Abstract
Background
The effects of nebulization on preset ventilator variables have not been fully studied. The objectives of this study were to determine the effect of in-line nebulization on exhaled volume (VE), peak inspiratory pressure (PIP), and positive end-expiratory pressure (PEEP) during ventilation, and to compare these effects among three ventilators (Bear Cub, Sechrist Infant, and Siemens 900C).
Methods & Materials
In an in-vitro experiment, we used ventilator circuits attached to a model-test lung and five groups of ventilator variables to simulate clinical situations. The ventilator circuits were connected to an infant test lung; a pressure probe and respirometer were connected at the expiratory limb; and a small-volume nebulizer was attached in the inspiratory limb of the circuit. Baseline measurements and changes in PIP, VE, and PEEP obtained during nebulization were repeated in triplicate in the pressure-controlled mode of the Bear Cub and Sechrist Infant and in the pressure- and volume-controlled modes of the Siemens 900C. Results were analyzed using repeated measures of variance with p < 0.05 considered statistically significant.

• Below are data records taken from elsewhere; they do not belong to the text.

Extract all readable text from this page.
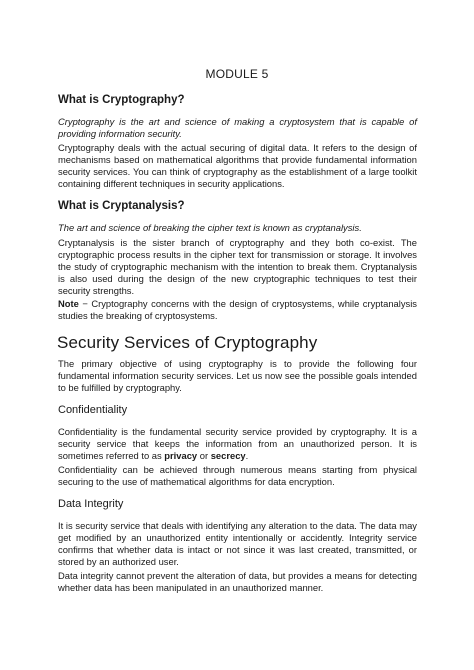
MODULE 5
What is Cryptography?

Cryptography is the art and science of making a cryptosystem that is capable of providing information security.

Cryptography deals with the actual securing of digital data. It refers to the design of mechanisms based on mathematical algorithms that provide fundamental information security services. You can think of cryptography as the establishment of a large toolkit containing different techniques in security applications.

What is Cryptanalysis?

The art and science of breaking the cipher text is known as cryptanalysis.

Cryptanalysis is the sister branch of cryptography and they both co-exist. The cryptographic process results in the cipher text for transmission or storage. It involves the study of cryptographic mechanism with the intention to break them. Cryptanalysis is also used during the design of the new cryptographic techniques to test their security strengths.

Note − Cryptography concerns with the design of cryptosystems, while cryptanalysis studies the breaking of cryptosystems.

Security Services of Cryptography

The primary objective of using cryptography is to provide the following four fundamental information security services. Let us now see the possible goals intended to be fulfilled by cryptography.

Confidentiality

Confidentiality is the fundamental security service provided by cryptography. It is a security service that keeps the information from an unauthorized person. It is sometimes referred to as privacy or secrecy.

Confidentiality can be achieved through numerous means starting from physical securing to the use of mathematical algorithms for data encryption.

Data Integrity

It is security service that deals with identifying any alteration to the data. The data may get modified by an unauthorized entity intentionally or accidently. Integrity service confirms that whether data is intact or not since it was last created, transmitted, or stored by an authorized user.

Data integrity cannot prevent the alteration of data, but provides a means for detecting whether data has been manipulated in an unauthorized manner.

Newman-Keuls multiple range test was used for post-hoc comparison procedures.
Results
Statistically significant changes were observed in mean Ve and PIP during nebulization in all ventilators studied (p < 0.01). PEEP increased by 1-2 cm H2O in the Sechrist Infant ventilator during nebulization. Changes from baseline were consistent across all five ventilator settings tested.
Conclusions
In-line nebulization results in changes in VE and PIP. The least possibly adverse changes were seen with the Bear Cub and Sechrist Infant ventilators. To avoid potential complications, preset ventilator variables may need to be adjusted when in-line nebulization is performed.